Common problem with GM using sub-par materials. My TBSS has 3 cracked exhaust manifold bolts at 53K. Guy at work Silverado Denali, same thing.
 
As someone who survived a carbon monoxide poisoning event from a leaking exhaust header I would encourage you to please get the thing fixed ASAP.

I had a pounding headache for almost a week and was nauseous for a couple of days.  If you are transporting children you should also be aware that kids are a lot more susceptible to CO poisoning than adults.

Your note about nodding off is a tell-tale of CO poisoning.  

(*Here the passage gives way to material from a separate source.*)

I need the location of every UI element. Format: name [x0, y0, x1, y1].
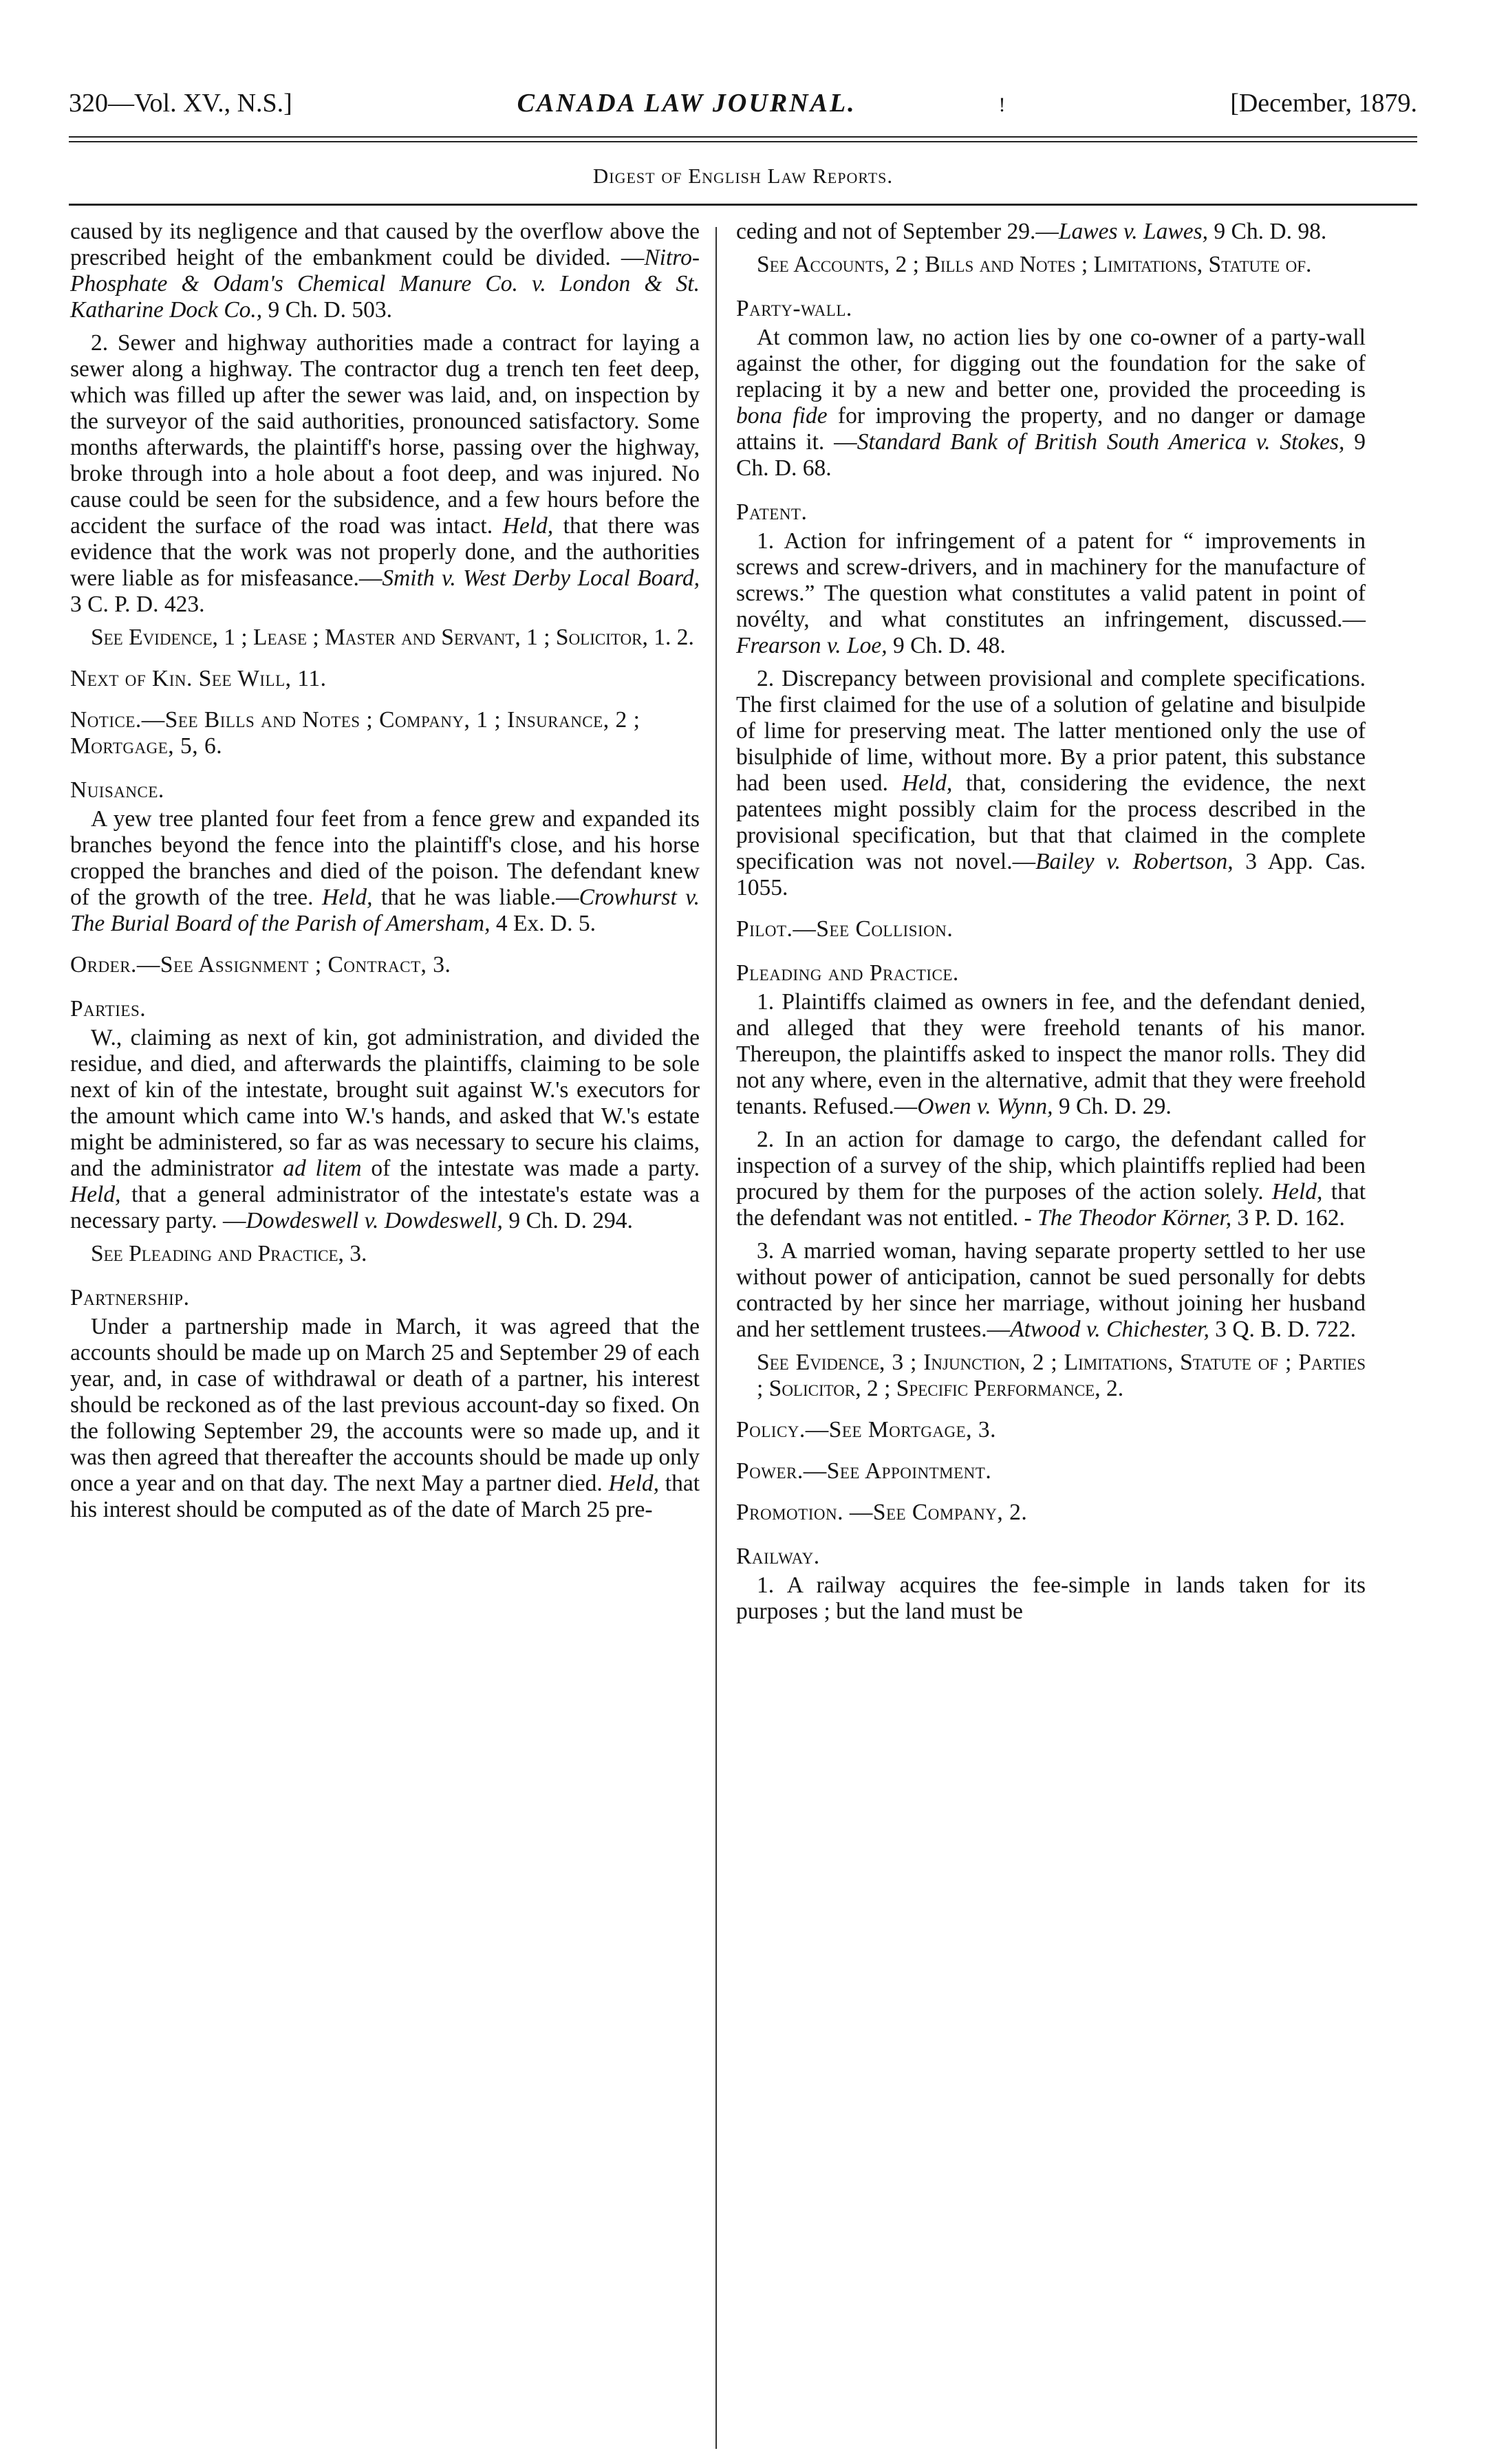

Please get it checked out and fix it or don't drive it.  It's just not worth your life.
 
Depending on shop rate, i have a quote right in front of me for pulling the manifold, replacing the gasket and bolts. total plus tax is about 250 bucks. Thats dealer price. Thats mani gasket, 6 bolts and the exhaust seal. Price may vary a little depending on if its the left side or the right side. This quote is for the left side. The right side will also be more expensive if you have an EGR.
 
krazycarguy said:
Depending on shop rate, i have a quote right in front of me for pulling the manifold, replacing the gasket and bolts. total plus tax is about 250 bucks. Thats dealer price. Thats mani gasket, 6 bolts and the exhaust seal. Price may vary a little depending on if its the left side or the right side. This quote is for the left side. The right side will also be more expensive if you have an EGR.


^ that's the exact amount I paid for the passenger side, and the same price I was quoted for the drivers side. $250 @ dealership with new bolts and gaskets.
 
If you want to do it yourself and you have a broken bolt and have access to a welder another forum I am on they used stainless steel welding rod to weld a nut to the broken bolt. The Stainless Steel apparently won't stick to the cast iron easily but will to the bolt. Then it is a simple matter of just backing out the bolt...

But I don't have access to a welder or know how to use one so I haven't tried this nor have I had a broken header bolt but just sharing information.

Rodney
 
do you have iron head? most are aluminum, in which case no special welding wire is needed. Just put on an oversize nut, weld it to the stud, and spin it off. Thats what we do here all the time. Just a heads up, the first nut for whatever reason almost never sticks. So youll need more than one nut.
 
Oh I guess I was under the impression that our trucks are all iron blocks and heads...

The LSX design but cast iron...

You mean I have an Aluminum block and heads on my '03 5.3?

Learn something new every day...

Rodney
 
Is the broken bolt or bolts at the corner, I'm assuming it is in the rear somewhere for you to be getting exhaust fumes in the cab.
I'm probably going to catch a lot of flak for this one but have you considered this option ........

http://www.kralautoparts.com/parts.html

Even if only as a temporary solution?
I've seen a lot of good reviews about this one and if I were in your position, considering the urgency, I would get it just to hold down the fort until I can have the broken bolts extracted properly.
 
Its not a bad idea, as that is the bolt that usually breaks, however, I dont thing you would be able to bolt it to the head without removing it. There isnt enough room to get a wrench, much less the bolts back there.
 
The driver's front and passenger rear are pretty easy as the bolt holes required are in the side of the engine block.
the driver's rear however would definitely be a PITA to address. The passenger front should also be easy since it is the front of the block as well.